Mark Twain's Offense Against Good Taste.
[From the Cincinnati Commercial.]

If amazement did not sit upon each brow in that assemblage as Mr. Twain went on with his extraordinary narrative, it was because courtesy restrained its expression. It would have read queer enough as a humorous sketch, but delivered, as it was, in the august presence of the men in whose lives there is nothing to suggest such an adventure in the remotest manner, it must have excited far other than humorous emotions. Wit has been defined as the faculty of discovering new and surprising meanings in words and things and in bringing them into such relations as to excite to mirth. Mr. Twain may have postulated his speech on that definition, and thought that by bringing these poets and philosophers, whose lives have been passed amid books, in college cloisters, and in refined society, into intimate relations with whisky, cards, bowie-knives and larceny, he was doing an irresistibly funny thing, that would set the table into a roar and wrinkle a continent with laughter. It was a mistake, however. On the contrary, Mr. Twain has been scored for his exceedingly bad taste, and there is a disposition to deal anything but tenderly with him.
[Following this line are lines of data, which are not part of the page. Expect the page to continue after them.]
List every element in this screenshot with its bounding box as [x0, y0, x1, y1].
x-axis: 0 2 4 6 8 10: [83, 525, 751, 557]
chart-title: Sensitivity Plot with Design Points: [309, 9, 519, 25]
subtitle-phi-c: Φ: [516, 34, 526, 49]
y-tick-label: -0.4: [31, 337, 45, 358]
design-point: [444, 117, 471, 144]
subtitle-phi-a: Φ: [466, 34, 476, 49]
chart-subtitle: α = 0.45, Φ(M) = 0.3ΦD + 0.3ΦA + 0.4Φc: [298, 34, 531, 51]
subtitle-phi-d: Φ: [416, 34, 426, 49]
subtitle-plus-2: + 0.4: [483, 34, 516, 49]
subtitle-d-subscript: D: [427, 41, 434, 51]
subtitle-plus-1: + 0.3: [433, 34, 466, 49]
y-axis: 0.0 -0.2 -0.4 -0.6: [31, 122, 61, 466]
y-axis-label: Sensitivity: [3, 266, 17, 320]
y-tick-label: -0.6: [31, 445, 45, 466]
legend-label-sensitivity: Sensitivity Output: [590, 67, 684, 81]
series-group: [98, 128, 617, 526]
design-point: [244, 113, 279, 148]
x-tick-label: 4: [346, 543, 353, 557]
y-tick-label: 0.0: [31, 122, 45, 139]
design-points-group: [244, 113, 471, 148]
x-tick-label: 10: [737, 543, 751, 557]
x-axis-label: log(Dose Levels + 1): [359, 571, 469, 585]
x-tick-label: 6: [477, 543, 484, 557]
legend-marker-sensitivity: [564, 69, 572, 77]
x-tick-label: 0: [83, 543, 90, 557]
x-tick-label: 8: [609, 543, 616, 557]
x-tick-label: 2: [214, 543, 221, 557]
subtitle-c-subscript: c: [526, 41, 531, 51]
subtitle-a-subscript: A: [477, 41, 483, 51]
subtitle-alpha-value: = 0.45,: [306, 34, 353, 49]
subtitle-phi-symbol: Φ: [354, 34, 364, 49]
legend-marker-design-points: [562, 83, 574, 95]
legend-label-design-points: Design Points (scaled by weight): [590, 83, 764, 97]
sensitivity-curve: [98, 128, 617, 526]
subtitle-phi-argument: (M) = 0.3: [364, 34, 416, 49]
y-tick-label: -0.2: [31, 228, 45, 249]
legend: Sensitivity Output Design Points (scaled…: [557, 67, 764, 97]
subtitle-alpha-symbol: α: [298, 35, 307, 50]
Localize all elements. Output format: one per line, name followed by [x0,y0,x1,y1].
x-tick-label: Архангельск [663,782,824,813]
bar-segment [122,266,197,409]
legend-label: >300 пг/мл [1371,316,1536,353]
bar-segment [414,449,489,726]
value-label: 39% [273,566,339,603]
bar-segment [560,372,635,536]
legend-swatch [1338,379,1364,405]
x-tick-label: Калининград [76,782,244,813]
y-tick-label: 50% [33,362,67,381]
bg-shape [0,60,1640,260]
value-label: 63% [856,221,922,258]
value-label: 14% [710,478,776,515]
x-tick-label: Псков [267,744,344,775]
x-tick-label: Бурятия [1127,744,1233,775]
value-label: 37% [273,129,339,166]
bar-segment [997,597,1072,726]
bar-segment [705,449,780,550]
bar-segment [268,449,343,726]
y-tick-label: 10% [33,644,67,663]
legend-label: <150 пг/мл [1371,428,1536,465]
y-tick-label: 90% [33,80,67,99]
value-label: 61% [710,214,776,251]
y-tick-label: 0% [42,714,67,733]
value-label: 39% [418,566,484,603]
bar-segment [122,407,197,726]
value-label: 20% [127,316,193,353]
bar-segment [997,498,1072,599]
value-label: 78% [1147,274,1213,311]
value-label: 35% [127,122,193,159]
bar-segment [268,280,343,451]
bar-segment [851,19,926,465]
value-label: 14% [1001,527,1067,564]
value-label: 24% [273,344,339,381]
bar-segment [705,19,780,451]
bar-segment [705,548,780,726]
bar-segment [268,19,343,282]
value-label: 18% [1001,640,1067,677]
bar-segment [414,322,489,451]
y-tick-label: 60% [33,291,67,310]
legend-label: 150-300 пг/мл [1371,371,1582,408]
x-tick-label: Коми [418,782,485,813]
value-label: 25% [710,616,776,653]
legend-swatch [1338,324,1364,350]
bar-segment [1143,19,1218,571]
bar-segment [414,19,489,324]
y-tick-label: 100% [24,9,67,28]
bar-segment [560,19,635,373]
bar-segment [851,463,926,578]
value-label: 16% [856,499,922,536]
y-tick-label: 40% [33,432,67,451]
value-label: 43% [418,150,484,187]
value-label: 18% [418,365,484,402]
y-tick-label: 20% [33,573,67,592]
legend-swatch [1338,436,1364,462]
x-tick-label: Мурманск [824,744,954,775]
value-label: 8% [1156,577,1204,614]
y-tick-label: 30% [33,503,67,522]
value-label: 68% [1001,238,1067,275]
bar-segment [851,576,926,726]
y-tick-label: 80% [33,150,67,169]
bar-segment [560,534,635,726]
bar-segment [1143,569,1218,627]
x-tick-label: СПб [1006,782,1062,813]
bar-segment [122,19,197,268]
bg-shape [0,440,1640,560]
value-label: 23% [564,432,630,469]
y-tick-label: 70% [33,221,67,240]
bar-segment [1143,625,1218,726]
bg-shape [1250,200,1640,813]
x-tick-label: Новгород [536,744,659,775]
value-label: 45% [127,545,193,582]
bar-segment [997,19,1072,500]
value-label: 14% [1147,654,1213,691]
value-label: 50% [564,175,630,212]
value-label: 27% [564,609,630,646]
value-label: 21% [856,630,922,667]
It is assumed that he ought to have known better; that even with his innocent desire to enliven the proceedings with something humorously quaint, and mix it with quotations from the respective writings of the poets, the instincts of a gentleman would have forbidden its presentation in a character-sketch so coarse and absurd in every incident. It will require a good deal of ingenuity on the part of the humorist to extricate himself gracefully from the predicament in which he is involved, and soften away the painful sensations that followed his unique performance.